The military-civilian partnership that had been in place prior to the coup was a fragile government structure and the political decision-making process was fractured.
The military power grab exacerbated the situation.
Each side has always eyed the other with distrust. Both parties indulged in a bitter marriage that did not last long, and the aim of cementing much needed policy changes to install a functioning democratic government floundered.
The idea that Sudan could move forward after decades of political turmoil, repression and a failing economy was in hindsight a pipe dream.
Whatever little confidence that existed for the potential of creating a successful partnership ruptured. It’s become hard to envisage any kind of solution to the crisis.
Yes, the Prime Minister has been reinstalled, but for how long?
When any country’s military pursues a coup, the idea of joining hands with other partners in running the affairs of that state is anathema to it.
Putting the coup to one side the power-sharing formula has been self-defeating.

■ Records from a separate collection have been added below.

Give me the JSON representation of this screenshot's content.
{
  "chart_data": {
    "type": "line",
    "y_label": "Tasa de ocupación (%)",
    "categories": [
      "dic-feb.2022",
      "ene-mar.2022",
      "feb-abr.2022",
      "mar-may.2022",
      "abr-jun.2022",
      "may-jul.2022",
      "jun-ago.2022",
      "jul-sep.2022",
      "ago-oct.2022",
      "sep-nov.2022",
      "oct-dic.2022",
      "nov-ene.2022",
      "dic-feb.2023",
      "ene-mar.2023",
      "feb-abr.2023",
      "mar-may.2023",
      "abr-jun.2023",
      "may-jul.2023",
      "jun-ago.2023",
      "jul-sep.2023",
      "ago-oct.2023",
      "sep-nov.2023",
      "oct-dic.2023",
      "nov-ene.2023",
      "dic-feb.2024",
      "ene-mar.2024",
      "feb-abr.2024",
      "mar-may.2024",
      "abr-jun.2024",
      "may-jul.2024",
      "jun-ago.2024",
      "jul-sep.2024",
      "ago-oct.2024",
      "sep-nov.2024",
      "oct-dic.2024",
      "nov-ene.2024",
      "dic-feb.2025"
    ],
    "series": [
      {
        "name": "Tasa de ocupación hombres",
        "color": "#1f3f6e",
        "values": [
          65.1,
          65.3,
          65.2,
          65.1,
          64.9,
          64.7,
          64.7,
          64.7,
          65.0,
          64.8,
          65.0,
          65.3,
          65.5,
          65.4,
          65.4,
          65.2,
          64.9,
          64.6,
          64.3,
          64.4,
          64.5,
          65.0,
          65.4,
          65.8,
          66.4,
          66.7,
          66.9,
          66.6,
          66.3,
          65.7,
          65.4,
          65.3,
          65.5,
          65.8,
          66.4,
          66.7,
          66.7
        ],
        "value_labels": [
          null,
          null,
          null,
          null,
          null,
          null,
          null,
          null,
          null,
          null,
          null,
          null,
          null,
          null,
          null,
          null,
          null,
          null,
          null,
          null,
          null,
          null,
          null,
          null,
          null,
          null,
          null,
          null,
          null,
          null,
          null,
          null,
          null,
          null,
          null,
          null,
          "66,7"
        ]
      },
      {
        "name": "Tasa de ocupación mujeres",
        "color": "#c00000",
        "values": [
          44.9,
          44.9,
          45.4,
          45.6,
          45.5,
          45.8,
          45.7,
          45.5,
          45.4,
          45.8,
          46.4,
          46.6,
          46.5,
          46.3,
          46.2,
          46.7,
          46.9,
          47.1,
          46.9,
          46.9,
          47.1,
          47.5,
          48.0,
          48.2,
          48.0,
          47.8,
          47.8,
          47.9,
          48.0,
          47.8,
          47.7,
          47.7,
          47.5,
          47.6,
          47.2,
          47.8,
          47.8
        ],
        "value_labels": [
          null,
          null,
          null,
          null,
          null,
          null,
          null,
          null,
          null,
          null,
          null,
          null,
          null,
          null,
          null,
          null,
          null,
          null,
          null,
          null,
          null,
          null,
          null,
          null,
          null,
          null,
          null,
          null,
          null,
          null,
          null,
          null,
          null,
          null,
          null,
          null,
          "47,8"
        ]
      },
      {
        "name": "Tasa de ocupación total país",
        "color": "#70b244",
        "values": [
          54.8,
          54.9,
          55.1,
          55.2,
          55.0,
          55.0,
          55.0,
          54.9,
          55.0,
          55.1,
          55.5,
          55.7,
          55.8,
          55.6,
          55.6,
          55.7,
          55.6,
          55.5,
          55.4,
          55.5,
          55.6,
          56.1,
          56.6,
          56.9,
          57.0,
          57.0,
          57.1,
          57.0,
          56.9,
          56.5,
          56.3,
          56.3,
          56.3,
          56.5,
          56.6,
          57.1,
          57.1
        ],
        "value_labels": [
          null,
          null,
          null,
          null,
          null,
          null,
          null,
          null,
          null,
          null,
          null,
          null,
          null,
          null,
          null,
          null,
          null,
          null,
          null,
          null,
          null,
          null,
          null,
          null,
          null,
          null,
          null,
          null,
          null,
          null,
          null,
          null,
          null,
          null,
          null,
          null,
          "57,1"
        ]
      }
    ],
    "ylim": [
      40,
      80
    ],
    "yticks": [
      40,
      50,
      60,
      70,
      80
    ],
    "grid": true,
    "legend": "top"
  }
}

Over two years the civilian forces have failed to build a political agenda that defines the future vision of the country.
Both the military and the civilian coalition working under the umbrella of the “Sovereign Council” agreed to postpone representative elections until 2023.

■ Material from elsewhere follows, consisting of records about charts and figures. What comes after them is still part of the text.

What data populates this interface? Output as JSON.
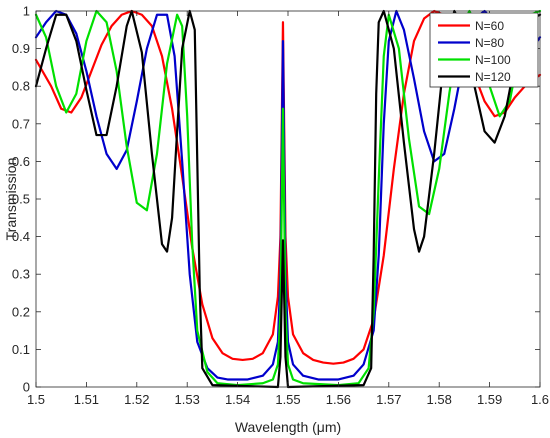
{
  "chart_data": {
    "type": "line",
    "title": "",
    "xlabel": "Wavelength (μm)",
    "ylabel": "Transmission",
    "xlim": [
      1.5,
      1.6
    ],
    "ylim": [
      0,
      1
    ],
    "grid": false,
    "legend_position": "top-right",
    "x_ticks": [
      "1.5",
      "1.51",
      "1.52",
      "1.53",
      "1.54",
      "1.55",
      "1.56",
      "1.57",
      "1.58",
      "1.59",
      "1.6"
    ],
    "y_ticks": [
      "0",
      "0.1",
      "0.2",
      "0.3",
      "0.4",
      "0.5",
      "0.6",
      "0.7",
      "0.8",
      "0.9",
      "1"
    ],
    "series": [
      {
        "name": "N=60",
        "color": "#ff0000",
        "points": [
          [
            1.5,
            0.87
          ],
          [
            1.503,
            0.8
          ],
          [
            1.505,
            0.74
          ],
          [
            1.507,
            0.73
          ],
          [
            1.509,
            0.77
          ],
          [
            1.511,
            0.84
          ],
          [
            1.513,
            0.91
          ],
          [
            1.515,
            0.96
          ],
          [
            1.517,
            0.99
          ],
          [
            1.519,
            1.0
          ],
          [
            1.521,
            0.99
          ],
          [
            1.523,
            0.96
          ],
          [
            1.525,
            0.88
          ],
          [
            1.527,
            0.74
          ],
          [
            1.529,
            0.56
          ],
          [
            1.531,
            0.37
          ],
          [
            1.533,
            0.22
          ],
          [
            1.535,
            0.13
          ],
          [
            1.537,
            0.09
          ],
          [
            1.539,
            0.075
          ],
          [
            1.541,
            0.072
          ],
          [
            1.543,
            0.075
          ],
          [
            1.545,
            0.09
          ],
          [
            1.547,
            0.14
          ],
          [
            1.548,
            0.24
          ],
          [
            1.5485,
            0.4
          ],
          [
            1.549,
            0.97
          ],
          [
            1.5495,
            0.4
          ],
          [
            1.55,
            0.24
          ],
          [
            1.551,
            0.14
          ],
          [
            1.553,
            0.09
          ],
          [
            1.555,
            0.072
          ],
          [
            1.557,
            0.065
          ],
          [
            1.559,
            0.062
          ],
          [
            1.561,
            0.065
          ],
          [
            1.563,
            0.075
          ],
          [
            1.565,
            0.1
          ],
          [
            1.567,
            0.18
          ],
          [
            1.569,
            0.35
          ],
          [
            1.571,
            0.58
          ],
          [
            1.573,
            0.78
          ],
          [
            1.575,
            0.92
          ],
          [
            1.577,
            0.98
          ],
          [
            1.579,
            1.0
          ],
          [
            1.581,
            0.99
          ],
          [
            1.583,
            0.96
          ],
          [
            1.585,
            0.9
          ],
          [
            1.587,
            0.83
          ],
          [
            1.589,
            0.76
          ],
          [
            1.591,
            0.72
          ],
          [
            1.593,
            0.73
          ],
          [
            1.595,
            0.77
          ],
          [
            1.597,
            0.8
          ],
          [
            1.6,
            0.83
          ]
        ]
      },
      {
        "name": "N=80",
        "color": "#0000cc",
        "points": [
          [
            1.5,
            0.93
          ],
          [
            1.502,
            0.97
          ],
          [
            1.504,
            1.0
          ],
          [
            1.506,
            0.99
          ],
          [
            1.508,
            0.94
          ],
          [
            1.51,
            0.84
          ],
          [
            1.512,
            0.72
          ],
          [
            1.514,
            0.62
          ],
          [
            1.516,
            0.58
          ],
          [
            1.518,
            0.63
          ],
          [
            1.52,
            0.76
          ],
          [
            1.522,
            0.9
          ],
          [
            1.524,
            0.99
          ],
          [
            1.526,
            0.99
          ],
          [
            1.5275,
            0.88
          ],
          [
            1.529,
            0.6
          ],
          [
            1.5305,
            0.3
          ],
          [
            1.532,
            0.12
          ],
          [
            1.534,
            0.05
          ],
          [
            1.536,
            0.025
          ],
          [
            1.538,
            0.02
          ],
          [
            1.542,
            0.02
          ],
          [
            1.545,
            0.03
          ],
          [
            1.547,
            0.06
          ],
          [
            1.548,
            0.12
          ],
          [
            1.5485,
            0.3
          ],
          [
            1.549,
            0.92
          ],
          [
            1.5495,
            0.3
          ],
          [
            1.55,
            0.12
          ],
          [
            1.551,
            0.06
          ],
          [
            1.553,
            0.03
          ],
          [
            1.556,
            0.02
          ],
          [
            1.56,
            0.02
          ],
          [
            1.563,
            0.03
          ],
          [
            1.565,
            0.06
          ],
          [
            1.567,
            0.15
          ],
          [
            1.568,
            0.35
          ],
          [
            1.569,
            0.7
          ],
          [
            1.57,
            0.92
          ],
          [
            1.5715,
            1.0
          ],
          [
            1.573,
            0.95
          ],
          [
            1.575,
            0.82
          ],
          [
            1.577,
            0.68
          ],
          [
            1.579,
            0.6
          ],
          [
            1.581,
            0.62
          ],
          [
            1.583,
            0.74
          ],
          [
            1.585,
            0.88
          ],
          [
            1.587,
            0.98
          ],
          [
            1.589,
            1.0
          ],
          [
            1.591,
            0.97
          ],
          [
            1.593,
            0.9
          ],
          [
            1.595,
            0.85
          ],
          [
            1.597,
            0.87
          ],
          [
            1.6,
            0.93
          ]
        ]
      },
      {
        "name": "N=100",
        "color": "#00e000",
        "points": [
          [
            1.5,
            0.99
          ],
          [
            1.502,
            0.93
          ],
          [
            1.504,
            0.8
          ],
          [
            1.506,
            0.73
          ],
          [
            1.508,
            0.78
          ],
          [
            1.51,
            0.92
          ],
          [
            1.512,
            1.0
          ],
          [
            1.514,
            0.97
          ],
          [
            1.516,
            0.84
          ],
          [
            1.518,
            0.64
          ],
          [
            1.52,
            0.49
          ],
          [
            1.522,
            0.47
          ],
          [
            1.524,
            0.62
          ],
          [
            1.526,
            0.86
          ],
          [
            1.528,
            0.99
          ],
          [
            1.529,
            0.96
          ],
          [
            1.53,
            0.72
          ],
          [
            1.531,
            0.38
          ],
          [
            1.532,
            0.15
          ],
          [
            1.534,
            0.04
          ],
          [
            1.536,
            0.01
          ],
          [
            1.54,
            0.005
          ],
          [
            1.545,
            0.01
          ],
          [
            1.547,
            0.02
          ],
          [
            1.548,
            0.06
          ],
          [
            1.5485,
            0.2
          ],
          [
            1.549,
            0.74
          ],
          [
            1.5495,
            0.2
          ],
          [
            1.55,
            0.06
          ],
          [
            1.551,
            0.02
          ],
          [
            1.553,
            0.01
          ],
          [
            1.56,
            0.005
          ],
          [
            1.564,
            0.01
          ],
          [
            1.566,
            0.05
          ],
          [
            1.567,
            0.2
          ],
          [
            1.568,
            0.55
          ],
          [
            1.569,
            0.88
          ],
          [
            1.57,
            0.99
          ],
          [
            1.572,
            0.9
          ],
          [
            1.574,
            0.66
          ],
          [
            1.576,
            0.48
          ],
          [
            1.578,
            0.46
          ],
          [
            1.58,
            0.58
          ],
          [
            1.582,
            0.78
          ],
          [
            1.584,
            0.95
          ],
          [
            1.586,
            1.0
          ],
          [
            1.588,
            0.94
          ],
          [
            1.59,
            0.8
          ],
          [
            1.592,
            0.72
          ],
          [
            1.594,
            0.76
          ],
          [
            1.596,
            0.9
          ],
          [
            1.598,
            0.99
          ],
          [
            1.6,
            1.0
          ]
        ]
      },
      {
        "name": "N=120",
        "color": "#000000",
        "points": [
          [
            1.5,
            0.8
          ],
          [
            1.502,
            0.9
          ],
          [
            1.504,
            0.99
          ],
          [
            1.506,
            0.99
          ],
          [
            1.508,
            0.92
          ],
          [
            1.51,
            0.79
          ],
          [
            1.512,
            0.67
          ],
          [
            1.514,
            0.67
          ],
          [
            1.516,
            0.8
          ],
          [
            1.518,
            0.96
          ],
          [
            1.519,
            1.0
          ],
          [
            1.521,
            0.89
          ],
          [
            1.523,
            0.62
          ],
          [
            1.525,
            0.38
          ],
          [
            1.526,
            0.36
          ],
          [
            1.527,
            0.45
          ],
          [
            1.528,
            0.68
          ],
          [
            1.529,
            0.9
          ],
          [
            1.5305,
            1.0
          ],
          [
            1.5315,
            0.95
          ],
          [
            1.532,
            0.6
          ],
          [
            1.5325,
            0.25
          ],
          [
            1.533,
            0.05
          ],
          [
            1.535,
            0.005
          ],
          [
            1.548,
            0.0
          ],
          [
            1.5485,
            0.08
          ],
          [
            1.549,
            0.39
          ],
          [
            1.5495,
            0.08
          ],
          [
            1.55,
            0.0
          ],
          [
            1.565,
            0.005
          ],
          [
            1.5665,
            0.05
          ],
          [
            1.567,
            0.35
          ],
          [
            1.5675,
            0.78
          ],
          [
            1.568,
            0.97
          ],
          [
            1.569,
            1.0
          ],
          [
            1.571,
            0.9
          ],
          [
            1.573,
            0.65
          ],
          [
            1.575,
            0.42
          ],
          [
            1.576,
            0.36
          ],
          [
            1.577,
            0.4
          ],
          [
            1.579,
            0.62
          ],
          [
            1.581,
            0.88
          ],
          [
            1.583,
            1.0
          ],
          [
            1.585,
            0.95
          ],
          [
            1.587,
            0.8
          ],
          [
            1.589,
            0.68
          ],
          [
            1.591,
            0.65
          ],
          [
            1.593,
            0.72
          ],
          [
            1.595,
            0.86
          ],
          [
            1.597,
            0.97
          ],
          [
            1.6,
            0.99
          ]
        ]
      }
    ]
  }
}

Three years in transition for a people thirsty for democracy is too long. The election date should have been arranged to happen sooner.
An early election that can happen immediately will redefine the degree of representation of the different political parties in the country.

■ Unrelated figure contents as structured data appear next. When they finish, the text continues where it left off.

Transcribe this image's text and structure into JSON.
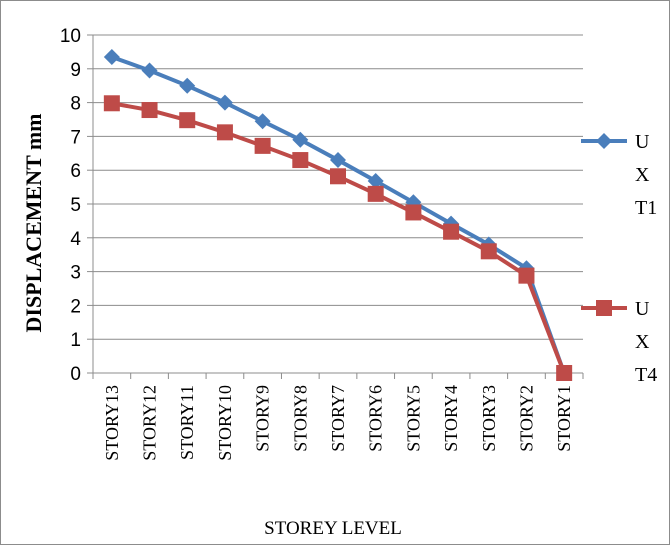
{
  "chart_data": {
    "type": "line",
    "categories": [
      "STORY13",
      "STORY12",
      "STORY11",
      "STORY10",
      "STORY9",
      "STORY8",
      "STORY7",
      "STORY6",
      "STORY5",
      "STORY4",
      "STORY3",
      "STORY2",
      "STORY1"
    ],
    "series": [
      {
        "name": "UX T1",
        "legend_lines": [
          "U",
          "X",
          "T1"
        ],
        "color": "#4A7EBB",
        "marker": "diamond",
        "values": [
          9.35,
          8.95,
          8.5,
          8.0,
          7.45,
          6.9,
          6.3,
          5.68,
          5.05,
          4.42,
          3.8,
          3.1,
          0
        ]
      },
      {
        "name": "UX T4",
        "legend_lines": [
          "U",
          "X",
          "T4"
        ],
        "color": "#BE4B48",
        "marker": "square",
        "values": [
          7.98,
          7.78,
          7.48,
          7.12,
          6.72,
          6.3,
          5.82,
          5.3,
          4.75,
          4.18,
          3.6,
          2.88,
          0
        ]
      }
    ],
    "xlabel": "STOREY LEVEL",
    "ylabel": "DISPLACEMENT mm",
    "ylim": [
      0,
      10
    ],
    "yticks": [
      0,
      1,
      2,
      3,
      4,
      5,
      6,
      7,
      8,
      9,
      10
    ],
    "grid": true,
    "legend_position": "right"
  }
}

The formation of a cabinet of independent technocrats as soon as possible is necessary to introduce change to the whole political process.
This is unlikely to happen. When the military wants to take over again it will.
In addition to the internal factors that have contributed to how the events unfolded in Sudan, in an international context the US, Europe, the Arab League, the African Union and the UN all condemned the coup.
Notably Russia refrained, and attributed the situation to a natural political course built on a system “imposed” on Sudan by the West, according to Moscow’s foreign minister Sergey Lavrov.
Sudan’s strategic geographic importance will keep tensions running high between global powerhouses trying to position themselves as friends of the country.
After the Revolution of 2019 that ousted al-Bashir’s three-decade long reign, Moscow signed two agreements with Khartoum. One of them included the construction of a Russian naval base in Sudan, a much-needed headquarters for Moscow’s Africa sphere of influence.
With the military takeover, Russia hoped the base would come online quicker with no delays.
In contrast to the growing political and economic race between Washington and Beijing on African soil, this was Moscow’s trump card. A newly built naval base in the heart of the continent and in one of its largest countries will extend Russia’s global prominence.
Russia’s aspirations for Sudan started to take shape immediately after the 2019 revolution. Russian private military companies (PMCs) could have had an enormous chance of widening the scope of their work in the country - had Khartoum’s military kept their grip and refrained from reinstating Hamdok.
The US takes the opposite view. The Special Envoy to the Horn of Africa Jeffrey Feltman said that: “Any changes to the transitional government by force puts at risk US assistance.”
He also said that neither side (military and civilian) can sideline the other, with both playing important roles in the country’s transition.
Washington has put on hold $700 million of funding dedicated for Sudan but has maintained humanitarian support for the sake of the Sudanese people.
Reinstating the Prime Minister has deescalated the tensions between all the different players, but this is temporary.
In the grand scheme of things, the international struggle for Sudan is in its infancy. The outcome will become a reflection of how the world powers will clash or collaborate.
This is the trauma faced by another third world country acting as a pawn for the world’s most powerful nations.